Unclesyd,
While I've seen the 30,000
oC number cited on several websites too (most of them mis-spelling Odeillo also), my enjuneer sense tingled when I saw that. Above 10,000
oC and we enter the plasma physics realm, where gases like N
2 and O
2 are fully dissociated, may begin to ionize, and temperature becomes a somewhat vague term.
From MS-Encarta entry for solar energy, on this link:
the following excerpt comes:
"One important high-temperature application of concentrators is solar furnaces. The largest of these, located at Odeillo in the Pyrenees Mountains of France, uses 63 mirrors with a total area of approximately 2,835 sq m (about 30,515 sq ft) to produce temperatures as high as 3200°C (5800°F). Such furnaces are ideal for research requiring high temperatures and contaminant-free environments—for example, materials research to determine how substances will react when exposed to extremely high temperatures. Other methods of reaching such temperatures usually require chemical reactants that would also react with the substances to be studied, skewing the results."

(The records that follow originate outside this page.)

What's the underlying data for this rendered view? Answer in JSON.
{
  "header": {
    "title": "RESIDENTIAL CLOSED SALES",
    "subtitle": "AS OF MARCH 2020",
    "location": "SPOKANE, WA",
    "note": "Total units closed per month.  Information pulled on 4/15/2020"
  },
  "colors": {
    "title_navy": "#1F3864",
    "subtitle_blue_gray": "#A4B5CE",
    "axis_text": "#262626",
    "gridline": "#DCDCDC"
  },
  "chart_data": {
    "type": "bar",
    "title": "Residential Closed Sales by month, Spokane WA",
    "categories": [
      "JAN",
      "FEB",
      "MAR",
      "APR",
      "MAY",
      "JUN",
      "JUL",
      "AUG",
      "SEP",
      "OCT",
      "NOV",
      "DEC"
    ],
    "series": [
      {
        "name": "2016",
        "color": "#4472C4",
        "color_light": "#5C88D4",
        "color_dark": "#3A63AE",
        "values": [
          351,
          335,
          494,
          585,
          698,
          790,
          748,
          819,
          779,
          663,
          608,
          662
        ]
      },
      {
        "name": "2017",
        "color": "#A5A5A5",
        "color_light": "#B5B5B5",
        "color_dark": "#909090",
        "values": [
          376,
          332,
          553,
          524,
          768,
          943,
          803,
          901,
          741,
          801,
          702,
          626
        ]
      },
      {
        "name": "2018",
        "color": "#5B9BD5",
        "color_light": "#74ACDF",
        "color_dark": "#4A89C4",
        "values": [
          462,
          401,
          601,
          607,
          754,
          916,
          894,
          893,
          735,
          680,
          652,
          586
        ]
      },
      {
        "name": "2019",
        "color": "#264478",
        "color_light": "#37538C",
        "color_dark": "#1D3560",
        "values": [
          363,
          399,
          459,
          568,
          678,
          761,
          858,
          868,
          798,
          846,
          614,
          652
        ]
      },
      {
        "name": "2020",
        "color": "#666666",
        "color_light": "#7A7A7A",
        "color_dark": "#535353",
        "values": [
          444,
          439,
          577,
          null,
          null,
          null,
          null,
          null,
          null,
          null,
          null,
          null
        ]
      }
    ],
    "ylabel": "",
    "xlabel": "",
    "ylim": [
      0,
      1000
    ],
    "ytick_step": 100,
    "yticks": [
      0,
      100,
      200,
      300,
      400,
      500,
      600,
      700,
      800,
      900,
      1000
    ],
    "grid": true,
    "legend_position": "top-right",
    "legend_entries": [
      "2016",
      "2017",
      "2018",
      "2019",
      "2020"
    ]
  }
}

There's also a link to the Odeillo website, but I can't get much from it, not being much of a French speaker. The link is here:
5800 °F is still nothing to sneeze at - it is a respectable fraction (90%?) of the thermal solar surface "temperature" (itself a somewhat fuzzy term, and varies depending upon what source you cite). Odeillo's maximum is probably limited to the 5800 °F value more by the fact that almost all known materials will be molten or vaporized at this temperature ("um, M'sr. professor, our probes keep melting, what should we do?...).